The reasons for this blog: 1. To provide basic author information for students, teachers, librarians, etc. (Please see sidebar) 2. I think out loud a lot as I work through writing projects, and I'm trying to dump most of those thoughts here rather than on my friends.

Saturday, April 25, 2009

Got family stuff done, will work on former GN tonight. However, while walking Tyson I was thinking about the swordfighting ms, and sort of taking in the fact that the plot might not actually get started till halfway through the book. I thought, "That's a lot of setup--half a book--and how on earth can it not be boring?" Then I thought, "The story doesn't start halfway through the book, because the story isn't about what happens." The story--including the stuff that starts farther in (that used to be the beginning)--is this about MC's maturation, disillusionment, etc. His father getting killed isn't setup that spurs him to later action.* It's part of what changes him. What I was thinking of as setup needs to be considered with the same weight as the plotline that kicks in later. Every event in the so-called "setup" needs to be given the same consideration as events that happen down the road. I need to look carefully at each piece as I work on it; I think some may still be transitional/informational, but now I feel that plenty of them are going to be more concrete steps on the character's inner journey.

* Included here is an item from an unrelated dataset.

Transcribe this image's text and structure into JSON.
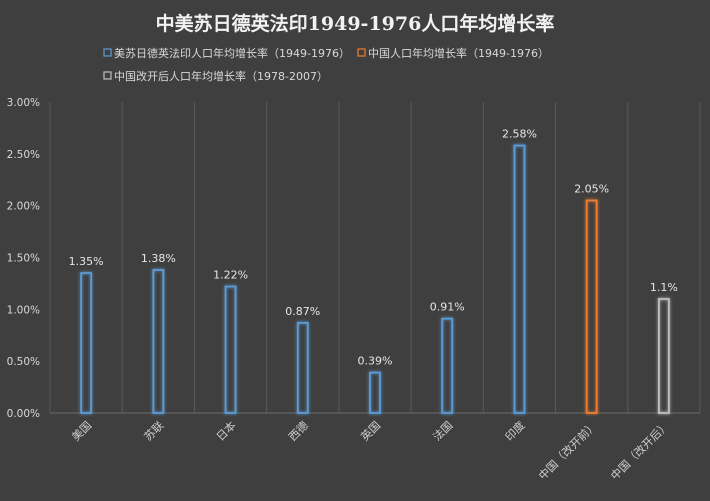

Now, I may have been already halfway thinking this way in the back of my mind, but I probably need to be more deliberately aware. What I need to do--probably--is to keep the big picture of the character's arc in mind as I work on these things, and not focus so much on how he felt/thought last chapter and what changes now that so-and-so happens in this chapter and how it leads to next chapter.

I doubt I'll absorb this idea enough to put it in play for a while; knowing me I'll have to realize it several times before it sinks in. I can't word it clearly enough yet for my mind to internalize what it really means as far as hands-on daily work. But thinking it is a good start.


*Well it is, but I need to stop thinking of it that way because it's causing problems.